The Chicago-based company sold four new aircraft in January, 747-8 freighters for cargo airline Atlas Air Worldwide Holdings, and logged six cancellations.
Boeing's backlog of planes that have been ordered but not yet delivered was 4,016 at the end of the month, including routine adjustments for orders the company sees as at risk, down from 4,055 at the end of December. In January 2020, Boeing's backlog stood at 5,393.
The 26 deliveries included 21 of its 737 Max planes. Boeing resumed deliveries of the beleaguered jets to airlines in December after federal regulators lifted a 20-month grounding stemming from two deadly crashes that killed 346 people.

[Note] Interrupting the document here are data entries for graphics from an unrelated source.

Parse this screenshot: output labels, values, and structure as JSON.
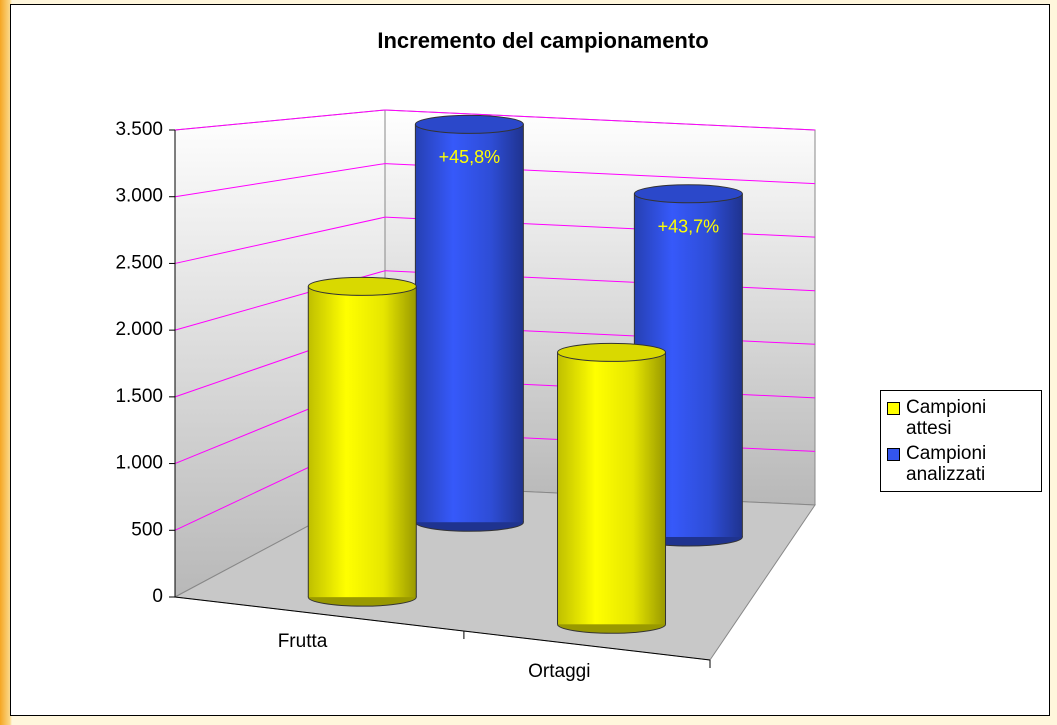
{
  "chart_data": {
    "type": "bar3d",
    "title": "Incremento del campionamento",
    "categories": [
      "Frutta",
      "Ortaggi"
    ],
    "series": [
      {
        "name": "Campioni attesi",
        "color": "#ffff00",
        "values": [
          2400,
          2100
        ]
      },
      {
        "name": "Campioni analizzati",
        "color": "#3355ee",
        "values": [
          3499,
          3018
        ]
      }
    ],
    "annotations": [
      "+45,8%",
      "+43,7%"
    ],
    "ylim": [
      0,
      3500
    ],
    "yticks": [
      0,
      500,
      {
        "value": 1000,
        "label": "1.000"
      },
      {
        "value": 1500,
        "label": "1.500"
      },
      {
        "value": 2000,
        "label": "2.000"
      },
      {
        "value": 2500,
        "label": "2.500"
      },
      {
        "value": 3000,
        "label": "3.000"
      },
      {
        "value": 3500,
        "label": "3.500"
      }
    ],
    "grid": true,
    "grid_color": "#ff00ff",
    "legend": "right"
  }
}
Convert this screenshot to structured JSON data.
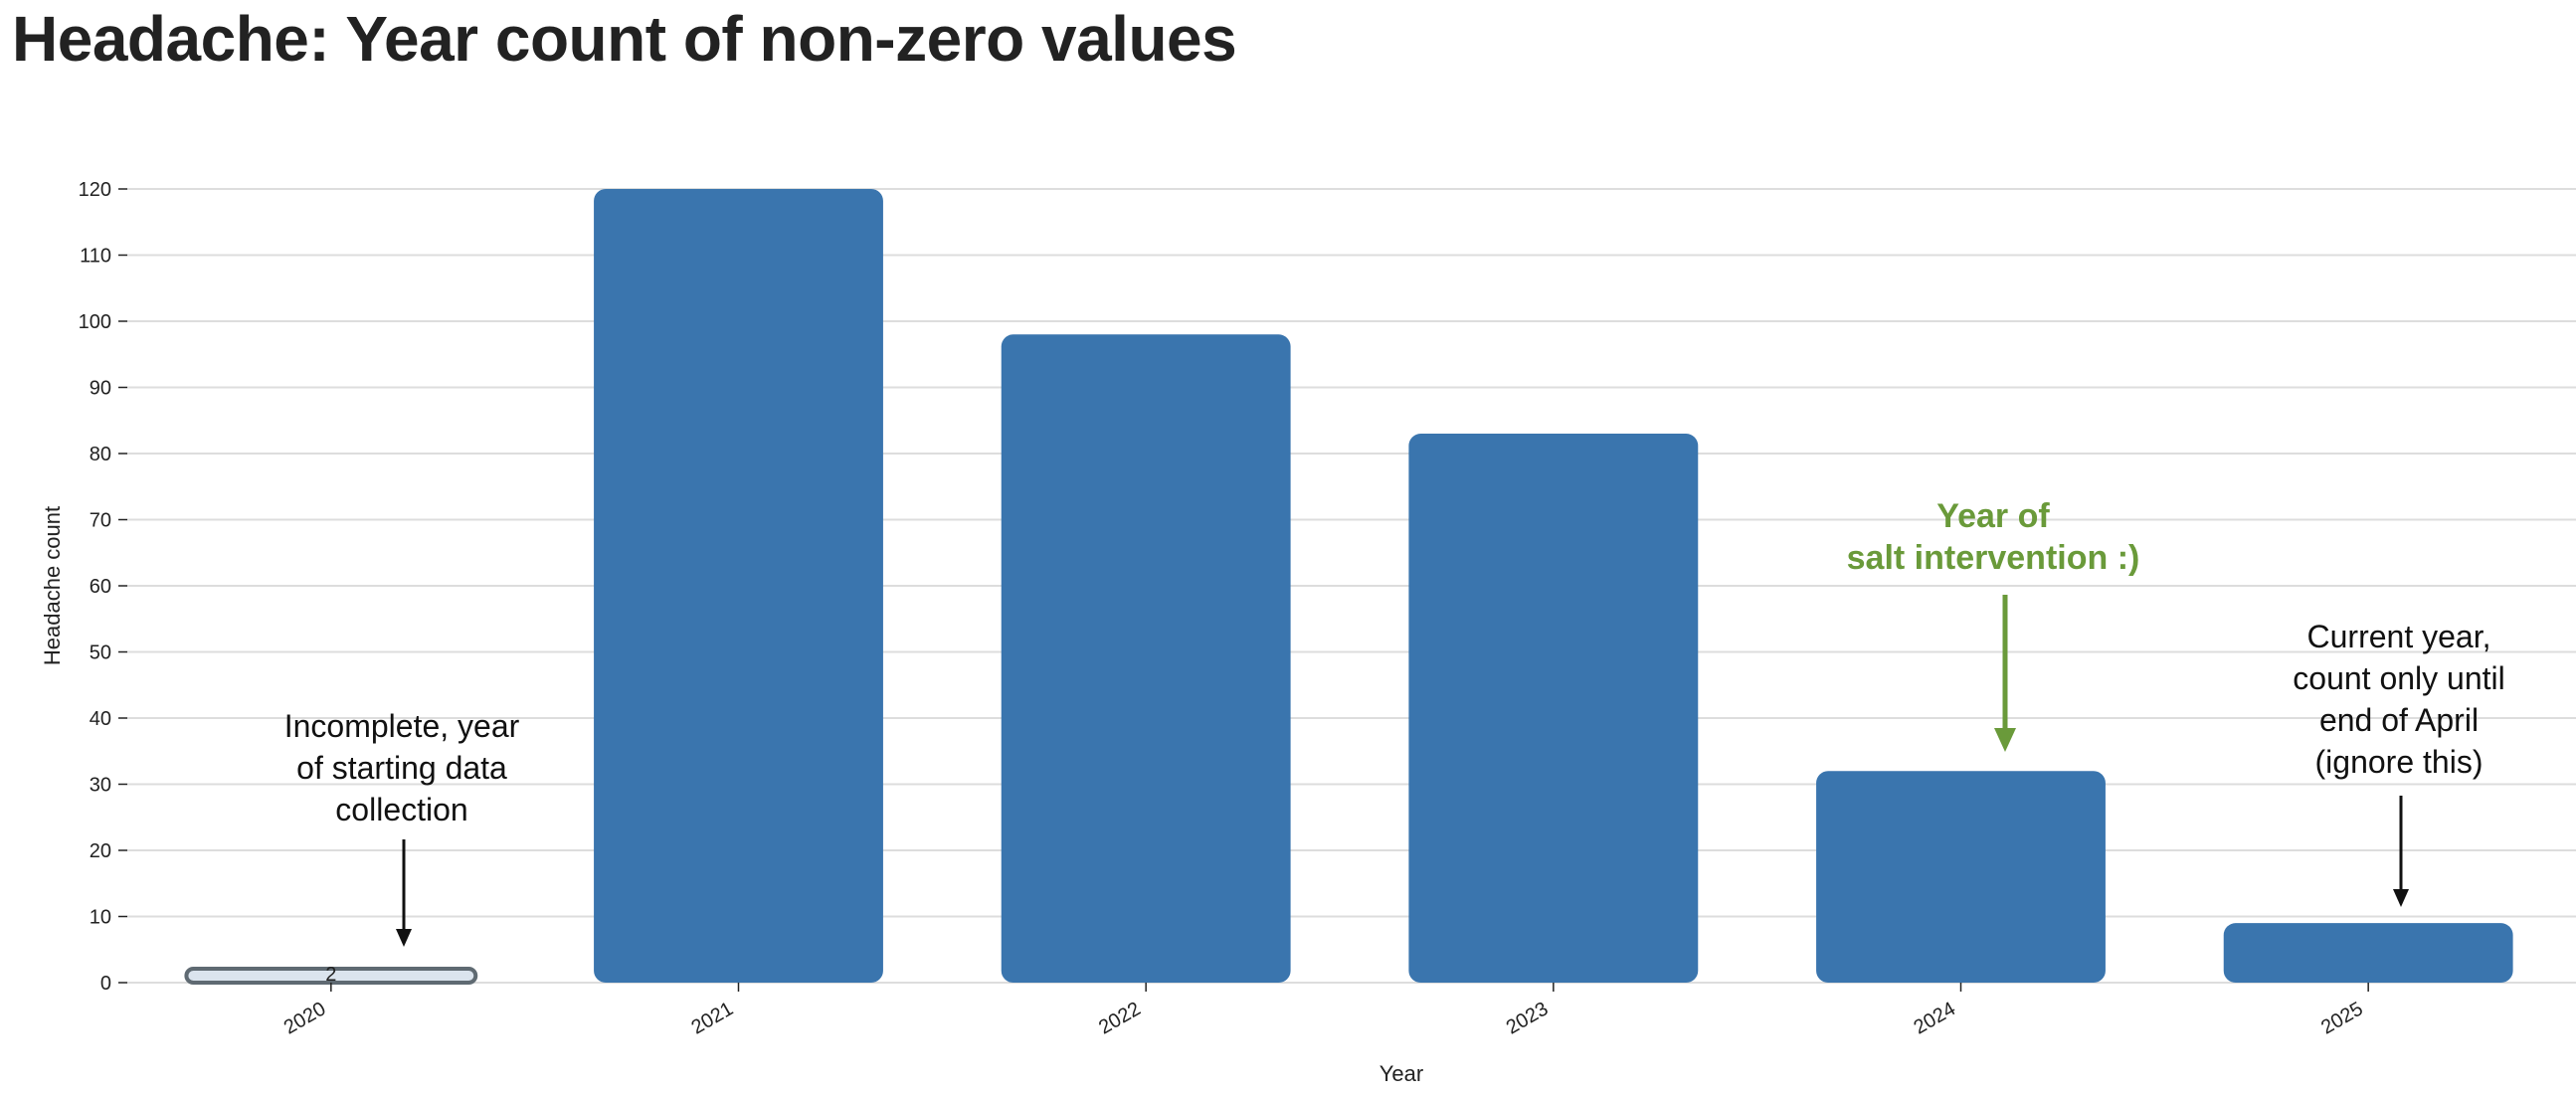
{
  "page": {
    "title": "Headache: Year count of non-zero values"
  },
  "chart_data": {
    "type": "bar",
    "categories": [
      "2020",
      "2021",
      "2022",
      "2023",
      "2024",
      "2025"
    ],
    "values": [
      2,
      120,
      98,
      83,
      32,
      9
    ],
    "value_labels": [
      "2",
      "",
      "",
      "",
      "",
      ""
    ],
    "xlabel": "Year",
    "ylabel": "Headache count",
    "ylim": [
      0,
      120
    ],
    "yticks": [
      0,
      10,
      20,
      30,
      40,
      50,
      60,
      70,
      80,
      90,
      100,
      110,
      120
    ],
    "grid": true,
    "colors": {
      "bar": "#3a75ae",
      "bar_incomplete_fill": "#dbe4ee",
      "bar_incomplete_stroke": "#5f6a72",
      "grid": "#dddddd",
      "axis_text": "#222222",
      "annotation": "#111111",
      "highlight": "#6a9a3a"
    },
    "annotations": [
      {
        "category": "2020",
        "lines": [
          "Incomplete, year",
          "of starting data",
          "collection"
        ],
        "style": "normal"
      },
      {
        "category": "2024",
        "lines": [
          "Year of",
          "salt intervention :)"
        ],
        "style": "highlight"
      },
      {
        "category": "2025",
        "lines": [
          "Current year,",
          "count only until",
          "end of April",
          "(ignore this)"
        ],
        "style": "normal"
      }
    ]
  }
}
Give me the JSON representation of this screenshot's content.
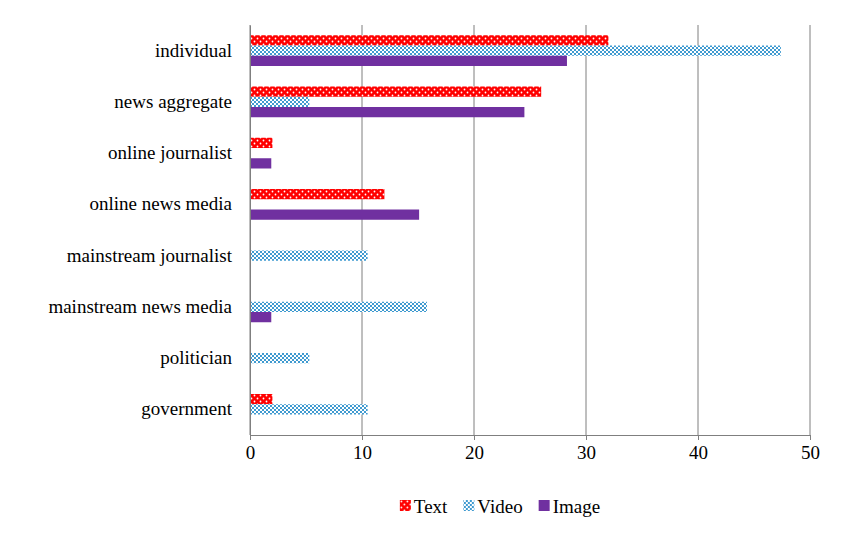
{
  "chart_data": {
    "type": "bar",
    "orientation": "horizontal",
    "categories": [
      "individual",
      "news aggregate",
      "online journalist",
      "online news media",
      "mainstream journalist",
      "mainstream news media",
      "politician",
      "government"
    ],
    "series": [
      {
        "name": "Text",
        "color": "#ff0000",
        "values": [
          32,
          26,
          2,
          12,
          0,
          0,
          0,
          2
        ]
      },
      {
        "name": "Video",
        "color": "#3f9ad0",
        "values": [
          47.4,
          5.3,
          0,
          0,
          10.5,
          15.8,
          5.3,
          10.5
        ]
      },
      {
        "name": "Image",
        "color": "#7030a0",
        "values": [
          28.3,
          24.5,
          1.9,
          15.1,
          0,
          1.9,
          0,
          0
        ]
      }
    ],
    "xlim": [
      0,
      50
    ],
    "xticks": [
      0,
      10,
      20,
      30,
      40,
      50
    ],
    "grid": true,
    "legend": "bottom"
  }
}
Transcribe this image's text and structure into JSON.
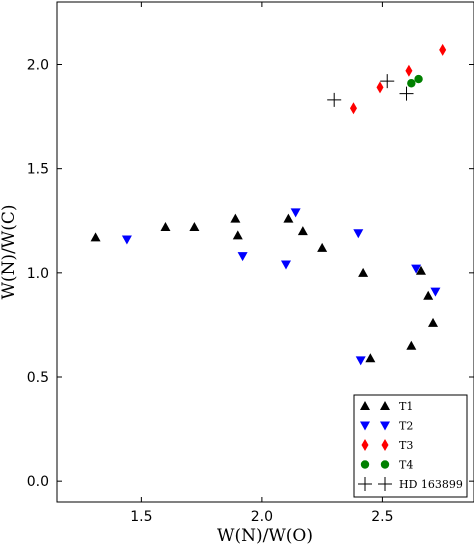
{
  "chart_data": {
    "type": "scatter",
    "xlabel": "W(N)/W(O)",
    "ylabel": "W(N)/W(C)",
    "xlim": [
      1.15,
      2.88
    ],
    "ylim": [
      -0.1,
      2.3
    ],
    "xticks": [
      1.5,
      2.0,
      2.5
    ],
    "xtick_labels": [
      "1.5",
      "2.0",
      "2.5"
    ],
    "yticks": [
      0.0,
      0.5,
      1.0,
      1.5,
      2.0
    ],
    "ytick_labels": [
      "0.0",
      "0.5",
      "1.0",
      "1.5",
      "2.0"
    ],
    "grid": false,
    "legend_position": "bottom-right",
    "series": [
      {
        "name": "T1",
        "marker": "triangle-up",
        "color": "#000000",
        "points": [
          {
            "x": 1.31,
            "y": 1.17
          },
          {
            "x": 1.6,
            "y": 1.22
          },
          {
            "x": 1.72,
            "y": 1.22
          },
          {
            "x": 1.89,
            "y": 1.26
          },
          {
            "x": 1.9,
            "y": 1.18
          },
          {
            "x": 2.11,
            "y": 1.26
          },
          {
            "x": 2.17,
            "y": 1.2
          },
          {
            "x": 2.25,
            "y": 1.12
          },
          {
            "x": 2.42,
            "y": 1.0
          },
          {
            "x": 2.45,
            "y": 0.59
          },
          {
            "x": 2.62,
            "y": 0.65
          },
          {
            "x": 2.66,
            "y": 1.01
          },
          {
            "x": 2.69,
            "y": 0.89
          },
          {
            "x": 2.71,
            "y": 0.76
          }
        ]
      },
      {
        "name": "T2",
        "marker": "triangle-down",
        "color": "#0000ff",
        "points": [
          {
            "x": 1.44,
            "y": 1.16
          },
          {
            "x": 1.92,
            "y": 1.08
          },
          {
            "x": 2.1,
            "y": 1.04
          },
          {
            "x": 2.14,
            "y": 1.29
          },
          {
            "x": 2.4,
            "y": 1.19
          },
          {
            "x": 2.41,
            "y": 0.58
          },
          {
            "x": 2.64,
            "y": 1.02
          },
          {
            "x": 2.72,
            "y": 0.91
          }
        ]
      },
      {
        "name": "T3",
        "marker": "diamond",
        "color": "#ff0000",
        "points": [
          {
            "x": 2.38,
            "y": 1.79
          },
          {
            "x": 2.49,
            "y": 1.89
          },
          {
            "x": 2.61,
            "y": 1.97
          },
          {
            "x": 2.75,
            "y": 2.07
          }
        ]
      },
      {
        "name": "T4",
        "marker": "circle",
        "color": "#008000",
        "points": [
          {
            "x": 2.62,
            "y": 1.91
          },
          {
            "x": 2.65,
            "y": 1.93
          }
        ]
      },
      {
        "name": "HD 163899",
        "marker": "plus",
        "color": "#000000",
        "points": [
          {
            "x": 2.3,
            "y": 1.83
          },
          {
            "x": 2.52,
            "y": 1.92
          },
          {
            "x": 2.6,
            "y": 1.86
          }
        ]
      }
    ]
  }
}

The company didn't deliver any 787 Dreamliners, the widebody jets, whose handover to customers Boeing delayed so it could increase inspections after finding issues with certain seams on the aircraft. Last month, the company said it expected to resume deliveries of these planes later in the first quarter, forecasting "very few, if any" delivered in February.
Boeing's problems that started with the 737 Max have ballooned with the Covid-19 pandemic, which has sapped demand for new jetliners. But the challenges aren't limited to just the 737 Max or the 787 Dreamliner production issues.
Last week, Boeing said it cut its backlog of its newest jet, the 777X, by more than a third after disclosing it doesn't expect the wide-body plane to enter service until late 2023. That is more than two years later than it previously forecast and driven by weaker demand and heightened regulatory scrutiny of aircraft after the 737 Max crashes.